Here is a stripped-down list of indicators that will be helpful in determining how many preconceptions the US SME principal will have to overcome:

  1. The principal is not from the realist camp regarding all the time, money and expertise involved in the rep pioneering a new to market product or service into foreign countries
  2. The principal thinks it is okay to ask the pioneering rep to take a cut in commissions even with the full and redundant knowledge that the subsidy/loan from the rep to the principal was a huge financial sacrifice by the rep
  3. The principal fails to understand how pioneering reps, working on pure commissions, tend to spend more of their time looking for additional customers and KOL’s for those US principals that pay the commissions on time, and less time on those who perpetually pay the owed commissions late
  4. The principal is reluctant to give foreign trade leads to the pioneering rep and, in an example of confusion of tasks, even thinks coordinating manufacturing production schedules of the rep’s foreign customer’s purchase order is part of the rep’s job
  5. The principal thinks it normal for a professional rep, with time-obligations to already existing US clients and foreign customers, to not charge a cost-recovery charge for 6 hours of consulting work on the ERRRQ process that could reveal that the principal is not close to being Export-Ready and Rep-Ready
  6. The principal is surprised to learn that the professional rep can dynamically rep the line or service without being in possession of sensitive IP details or business secrets
  7. The principal doesn’t understand that, in an era of specialization, and time allocation, it is the principal’s staff that must be answering technical questions about its own arcane technology while the rep firm does the job of promotion and marketing into foreign markets and triangulating in KOL’s
  8. The principal doesn’t understand that the pioneering rep is advocating for the foreign buyers
  9. The principal lacks a clear understanding of opportunity costs and the assignment of tasks associated with pioneering products abroad and thus conflates its own compensation (salary) with the pioneering rep’s compensation based on pure commission
  10. The principal’s tendency is to treat foreign customers as secondary in importance to domestic customers and to allot time accordingly
  11. The principal doesn’t understand that in pioneering a product line, which definitionally means no upfront market development fees, there are no obligational minimum orders that a pioneering rep must meet in the LOP/LOP contract.
  12. The principal doesn’t understand that one of the Holy Grails of repping, and especially given the high-risk nature of a LOP/LOP contract and foreign markets, is that principals shall not attempt to make the rep’s foreign customers into house accounts.
  13. The principal doesn’t understand that world cultures reveals much less than what it hides, and that it is especially proficient in hiding things from its own members – including Americans.

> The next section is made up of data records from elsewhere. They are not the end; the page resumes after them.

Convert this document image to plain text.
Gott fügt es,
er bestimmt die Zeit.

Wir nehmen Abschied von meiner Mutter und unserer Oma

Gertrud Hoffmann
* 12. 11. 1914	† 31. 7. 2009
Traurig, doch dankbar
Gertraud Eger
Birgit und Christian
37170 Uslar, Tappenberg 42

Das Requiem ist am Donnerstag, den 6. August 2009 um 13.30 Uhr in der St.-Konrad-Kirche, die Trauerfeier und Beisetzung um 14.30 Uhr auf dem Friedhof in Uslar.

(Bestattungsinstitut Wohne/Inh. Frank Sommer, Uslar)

  14. The principal doesn’t understand that the rep has to be firm, straight up and fair without being obsequious to the foreign customers
  15. The principal lacks an awareness of how the rep’s foreign distributors taking on his product around the world increases the overall value of its company, and thus how the US pioneering rep must be remunerated should the principal’s company be sold to another company
  16. The principal thinks production capacity equals Export-Readiness and Rep-Readiness while concurrently having a hard time admitting that they might have something new to learn about professional reps, the pioneering process or new efficiencies in exporting
  17. The principal has a difficult time seeing how the Gartner Hype Cycle applies to their company and their products: http://www.gartner.com/technology/research/methodologies/hype-cycle.jsp
  18. The principal lacks the awareness that international trade is a long game and that a US SME, with no parent company’s financial cushion to fall back on, can be prone to prematurely asking for unrealistic order quantities that usually angers, even sometimes frightens, foreign customers
  19. The principal lacks the awareness that no matter how amazing their product is, if they cannot competently engage with the rep’s foreign customers, those foreign customers will blame the rep thus destroying the rep’s ability to introduce other US principal’s products to the rep’s foreign customer networks
  20. The principal lacks a sense of irony if they choose NOT to do coop advertising with the rep’s foreign principals and then wonder why a relative anonymity continues to surround their respective product(s) along with an infrequency of export repurchase orders from foreign customers
  21. The principal has a hard time grasping the fact that with no market development fees being provided to the pioneering rep, the whole dynamic of the LOP/LOP is its fundamental bassackwardness:the rep is actually subsidizing the principal’s export process
  22. The principal has IP, but does not see the value of clinical studies; the company has a unique technology and/or brand, but does not understand the importance of it being in a category with existing or ascending demand
  23. The principal doesn’t understand that by going to international markets without having to pay salary and benefits to an in-house, Direct Field Sales Employee (DFSE) international specialist, their export-price will be lower
  24. The principal doesn’t understand that while higher export prices might make some products more desirable (a Veblen good), the US SME first has to shred its brand’s international anonymity coupled with years of international market presence
  25. The principal can’t grasp the concept that in lieu of stock, or market development funds, the compensation to the rep in LOP/LOP contract is an equitable and just reward for the rep’s disproportionate sweat and creative equity in pioneering the principal’s product to the rep’s customers into foreign countries.